Yolanda White agreed.
She said parents are the primary examples for their children and contribute most to their development.
“We have the children between 7:15 and 2:15 and that’s not enough,” she said. “I teach fourth grade, so by the time they get to me, I see the effects of that preparation.”
White said some students come to her reading above grade level, while others have fallen behind a grade level, in some cases, because consistency waned those hours and days students were not in a classroom.
Pate said parents can start now preparing their children for kindergarten. She said students should know most of their letters and sounds and be able to count to 10.
“Kindergarten is no longer the place you learn about letters,” said Pate. “We go through them but we really go through them at a fast pace.
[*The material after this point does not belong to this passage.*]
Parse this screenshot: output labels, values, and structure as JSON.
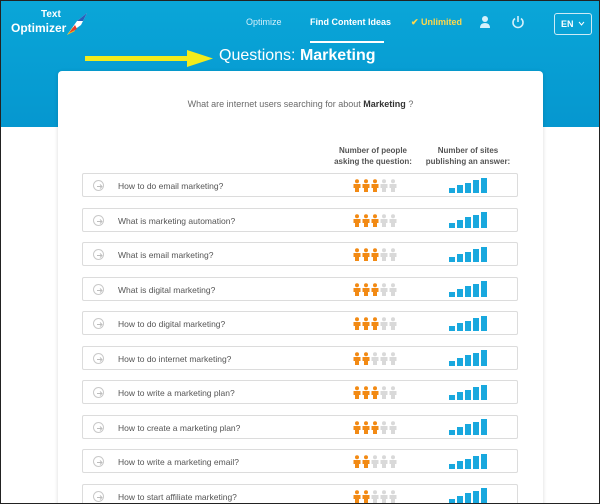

We start reading at the beginning of the year.”
She said the increased rigor in schools has successful students reading with fluency some 200 sight words before they leave kindergarten.
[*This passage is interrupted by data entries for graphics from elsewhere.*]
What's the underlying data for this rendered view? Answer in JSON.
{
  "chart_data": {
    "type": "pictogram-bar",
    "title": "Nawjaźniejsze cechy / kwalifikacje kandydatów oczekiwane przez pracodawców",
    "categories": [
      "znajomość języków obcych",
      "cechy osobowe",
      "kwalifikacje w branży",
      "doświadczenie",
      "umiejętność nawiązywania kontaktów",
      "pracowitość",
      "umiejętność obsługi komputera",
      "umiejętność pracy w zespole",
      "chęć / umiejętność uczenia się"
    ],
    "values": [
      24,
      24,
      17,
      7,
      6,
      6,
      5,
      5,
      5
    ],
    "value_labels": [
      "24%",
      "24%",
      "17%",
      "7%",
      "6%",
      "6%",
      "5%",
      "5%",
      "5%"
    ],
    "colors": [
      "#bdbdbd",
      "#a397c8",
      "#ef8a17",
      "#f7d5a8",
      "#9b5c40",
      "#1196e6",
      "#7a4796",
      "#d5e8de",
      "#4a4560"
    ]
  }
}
Pate advises parents get involved in reading programs available at the public library and use routine trips to the store or wherever else as learning opportunities.
White said she used flash cards and Uno playing cards with her children when they were 3, turning her lessons on colors and numbers into a game.
“I made it fun,” said White. “Make it a game so they see learning can be fun.”
Pate said those efforts now lay the ground work for success in the future and result in those students eventually growing into autonomous learners.
“As a teacher, it does make my job easier if I know the parent is involved and supportive,” said Pate. “And it makes a big difference with the child.”